Wkrótce musiał się i tego wyrzec. Nie było wątpliwości, że to był aligator. Jeden z nich rzucił się w wodzie i o mało łódki nie przewrócił. Wzruszenie to prędko minęło i przebywając teraz pustą przestrzeń, wdzięczny był gromadzie małp, zgromadzonych na brzegu i witających go wrzaskiem i piskiem.
W taki to sposób zbliżał się do wielkości, do jakiej żaden człowiek nie doszedł jeszcze.
Teraz marzył tylko o zachodzie słońca, a wiozący go wioślarze rozmyślali o wydaniu go w ręce Radży.
— Może zgłupiałem ze zmęczenia, lub zdrzemnąłem się na chwilę — opowiadał.
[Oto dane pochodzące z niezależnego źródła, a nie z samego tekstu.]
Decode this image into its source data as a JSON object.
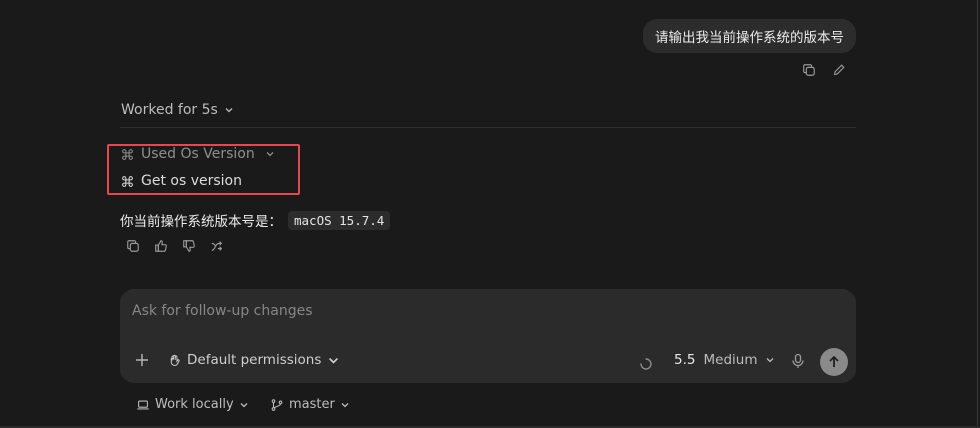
{
  "user_message": {
    "text": "请输出我当前操作系统的版本号"
  },
  "message_actions": {
    "copy_icon": "copy-icon",
    "edit_icon": "pencil-icon"
  },
  "worked": {
    "label": "Worked for 5s"
  },
  "tools": {
    "used": {
      "label": "Used Os Version",
      "icon": "command-icon"
    },
    "get": {
      "label": "Get os version",
      "icon": "command-icon"
    },
    "highlight_color": "#e5484d"
  },
  "answer": {
    "prefix": "你当前操作系统版本号是：",
    "code": "macOS 15.7.4"
  },
  "answer_actions": [
    "copy-icon",
    "thumbs-up-icon",
    "thumbs-down-icon",
    "branch-icon"
  ],
  "composer": {
    "placeholder": "Ask for follow-up changes",
    "permissions_label": "Default permissions",
    "model_version": "5.5",
    "model_effort": "Medium"
  },
  "footer": {
    "work_label": "Work locally",
    "branch_label": "master"
  }
}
Pierwszą rzeczą, z jakiej zdał sobie sprawę, było zbliżenie się łódki do brzegu. Natychmiast spostrzegł, że las pozostał za nimi, a przed nimi ukazują się pierwsze domy. W tej chwili łódź stuknęła o brzeg i trzej krajowcy wyskoczyli i uciekać zaczęli.
Instynktem wiedziony — wyskoczył za nimi.
Z początku zdawało mu się, że jest na pustkowiu, ale nagle usłyszał krzyki, jakieś wrota z trzaskiem się rozwarły i wypadła gromada ludzi, którzy ku niemu biegli.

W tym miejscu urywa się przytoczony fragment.